Léo Cordeiro

Personal information
- Full name: Leonardo Cordeiro de Lima Silva
- Date of birth: 27 September 1995 (age 30)
- Place of birth: Espinosa, Brazil
- Height: 1.74 m (5 ft 9 in)
- Position: Midfielder

Team information
- Current team: Ural Yekaterinburg
- Number: 22

Senior career*
- Years: Team / Apps / (Gls)
- 2015–2016: Rio Claro / 1 / (0)
- 2016: Água Santa / 0 / (0)
- 2016–2017: Tricordiano / 3 / (0)
- 2017–2019: Espinho / 60 / (5)
- 2019–2020: Gil Vicente / 3 / (0)
- 2020: → Lusitânia Lourosa (loan) / 5 / (2)
- 2020–2022: Vilafranquense / 56 / (2)
- 2022–2023: Mafra / 33 / (3)
- 2023–2025: Estrela da Amadora / 59 / (4)
- 2025–: Ural Yekaterinburg / 19 / (1)

= Léo Cordeiro =

Brazilian professional footballer

Leonardo Cordeiro de Lima Silva (born 27 September 1995), known as just Léo Cordeiro, is a Brazilian professional footballer who plays as a midfielder for Russian club Ural Yekaterinburg.

==Career==
On 6 June 2019, Cordeiro signed a professional contract with Gil Vicente. Cordeiro made his professional debut with Gil Vicente in a 1–1 Primeira Liga tie with S.C. Braga on 25 August 2019.
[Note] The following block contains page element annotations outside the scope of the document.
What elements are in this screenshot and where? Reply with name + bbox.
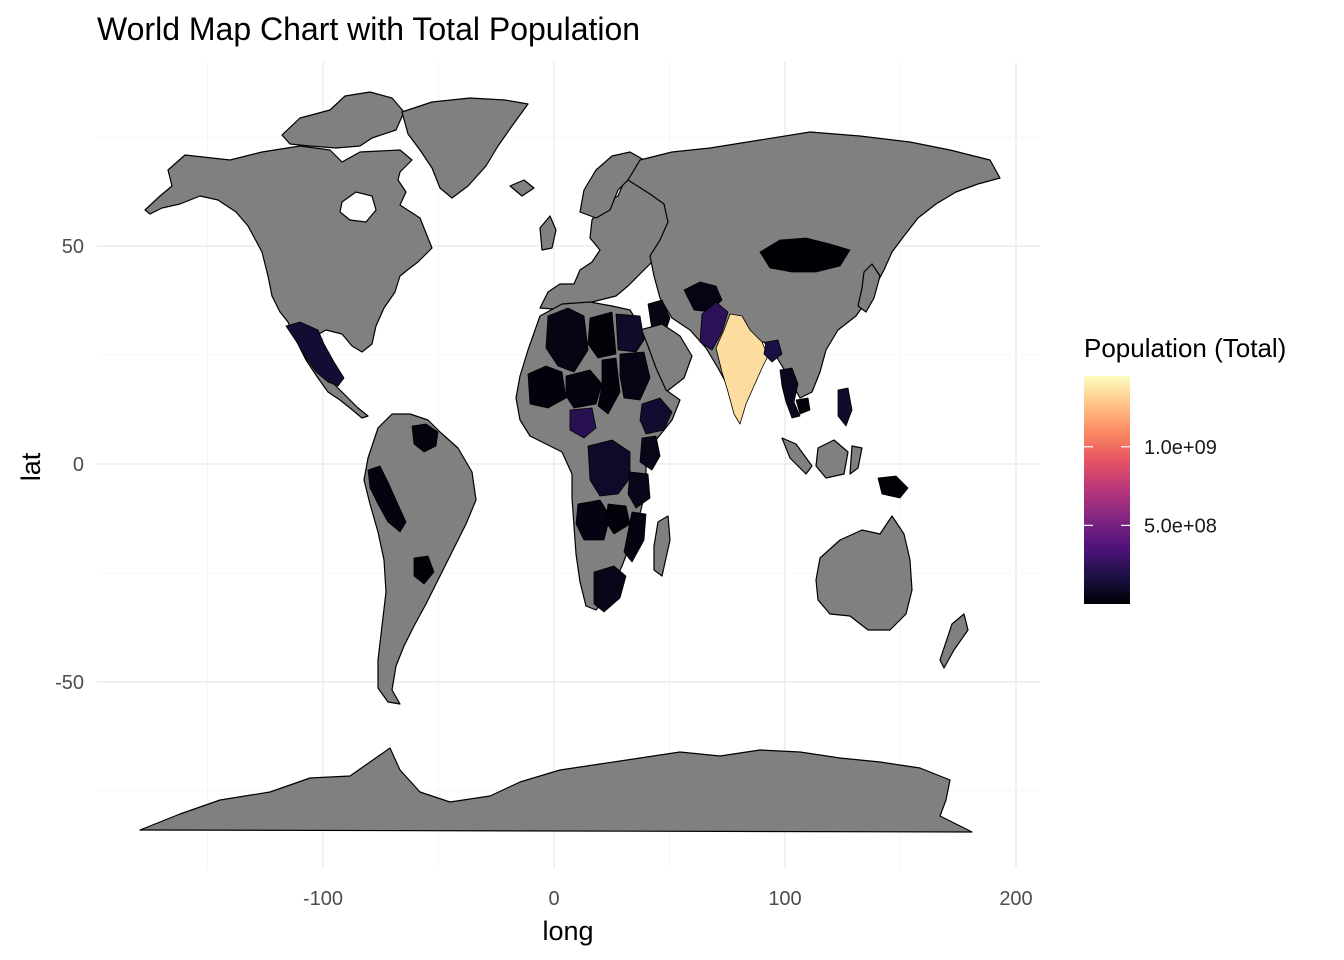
region-mongolia [759, 237, 851, 273]
region-venezuela [411, 423, 439, 453]
region-papua-new-guinea [877, 475, 909, 499]
land-sulawesi [849, 445, 863, 475]
region-zambia [605, 503, 631, 535]
region-pakistan [699, 301, 729, 351]
x-tick-label: 200 [999, 888, 1032, 910]
land-antarctica [139, 747, 973, 833]
region-sudan [619, 351, 651, 401]
x-tick-label: 100 [768, 888, 801, 910]
land-north-america [144, 145, 433, 419]
legend: Population (Total) 1.0e+09 5.0e+08 [1084, 333, 1286, 604]
region-philippines [837, 387, 853, 427]
x-axis-title: long [542, 916, 593, 946]
region-nigeria [569, 407, 597, 439]
landmasses [139, 91, 1001, 833]
region-algeria [545, 307, 589, 373]
region-paraguay [413, 555, 435, 585]
chart-title: World Map Chart with Total Population [97, 11, 640, 47]
y-axis-title: lat [16, 452, 46, 481]
land-greenland [401, 97, 529, 199]
y-tick-label: -50 [55, 672, 84, 694]
region-kenya [639, 435, 661, 471]
land-japan [857, 263, 881, 313]
land-borneo [815, 439, 849, 479]
region-tanzania [627, 471, 651, 509]
x-axis-ticks: -100 0 100 200 [303, 888, 1033, 910]
region-thailand [779, 367, 801, 419]
y-tick-label: 0 [73, 454, 84, 476]
legend-colorbar [1084, 376, 1130, 604]
land-iceland [509, 179, 535, 197]
y-axis-ticks: 50 0 -50 [55, 236, 84, 694]
legend-ticks: 1.0e+09 5.0e+08 [1084, 437, 1217, 537]
region-mali [527, 365, 567, 409]
legend-tick-label: 5.0e+08 [1144, 515, 1217, 537]
x-tick-label: -100 [303, 888, 343, 910]
region-chad [597, 357, 621, 415]
region-cambodia [795, 397, 811, 415]
x-tick-label: 0 [548, 888, 559, 910]
region-ethiopia [639, 397, 673, 435]
land-sumatra [781, 437, 813, 475]
land-arctic-islands [281, 91, 405, 149]
region-south-africa [593, 565, 627, 613]
region-angola [575, 499, 611, 541]
legend-title: Population (Total) [1084, 333, 1286, 363]
legend-tick-label: 1.0e+09 [1144, 437, 1217, 459]
region-drc [587, 439, 631, 497]
region-mozambique [623, 511, 647, 563]
land-australia [815, 515, 913, 631]
y-tick-label: 50 [62, 236, 84, 258]
land-new-zealand [939, 613, 969, 669]
region-niger [565, 369, 603, 409]
region-mexico [285, 321, 345, 387]
land-uk [539, 215, 557, 251]
region-libya [587, 311, 617, 359]
region-peru [367, 465, 407, 533]
region-bangladesh [763, 339, 783, 363]
land-madagascar [653, 515, 671, 577]
hudson-bay [339, 191, 377, 223]
region-egypt [615, 313, 645, 353]
region-india [715, 313, 769, 425]
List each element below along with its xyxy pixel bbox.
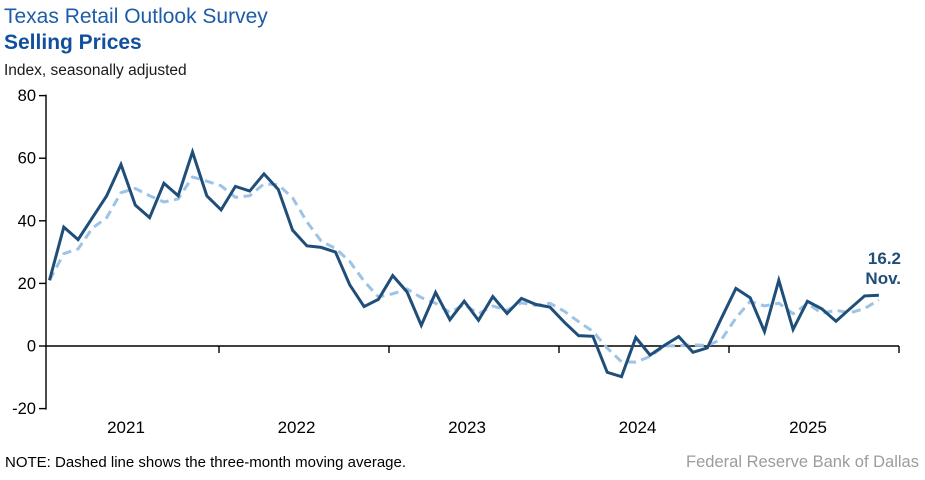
y-axis-unit-label: Index, seasonally adjusted [4, 62, 187, 79]
footnote: NOTE: Dashed line shows the three-month … [5, 454, 407, 471]
y-axis-tick-label: 20 [18, 275, 36, 293]
x-axis-year-label: 2021 [107, 418, 145, 437]
last-month-annotation: Nov. [865, 269, 901, 288]
selling-prices-line [48, 147, 879, 379]
source-attribution: Federal Reserve Bank of Dallas [686, 453, 919, 471]
y-axis-tick-label: 0 [27, 338, 36, 356]
moving-average-line [48, 175, 880, 364]
page-title: Texas Retail Outlook Survey [4, 5, 268, 28]
last-value-annotation: 16.2 [868, 249, 901, 268]
x-axis-year-label: 2024 [619, 418, 657, 437]
y-axis-tick-label: 40 [18, 212, 36, 230]
y-axis-tick-label: 60 [18, 150, 36, 168]
x-axis-year-label: 2023 [448, 418, 486, 437]
x-axis-year-label: 2025 [789, 418, 827, 437]
y-axis-tick-label: -20 [12, 400, 36, 418]
chart-subtitle: Selling Prices [4, 31, 142, 54]
y-axis-tick-label: 80 [18, 87, 36, 105]
x-axis-year-label: 2022 [278, 418, 316, 437]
On 2 August 2022, Cordeiro signed with Mafra.

On 7 July 2023, recently promoted to Primeira Liga side Estrela da Amadora announced the signing of Cordeiro.

On 4 August 2025, Cordeiro moved to Ural Yekaterinburg in Russian First League.

==Personal life==
Cordeiro is the brother of the footballer Leandrinho.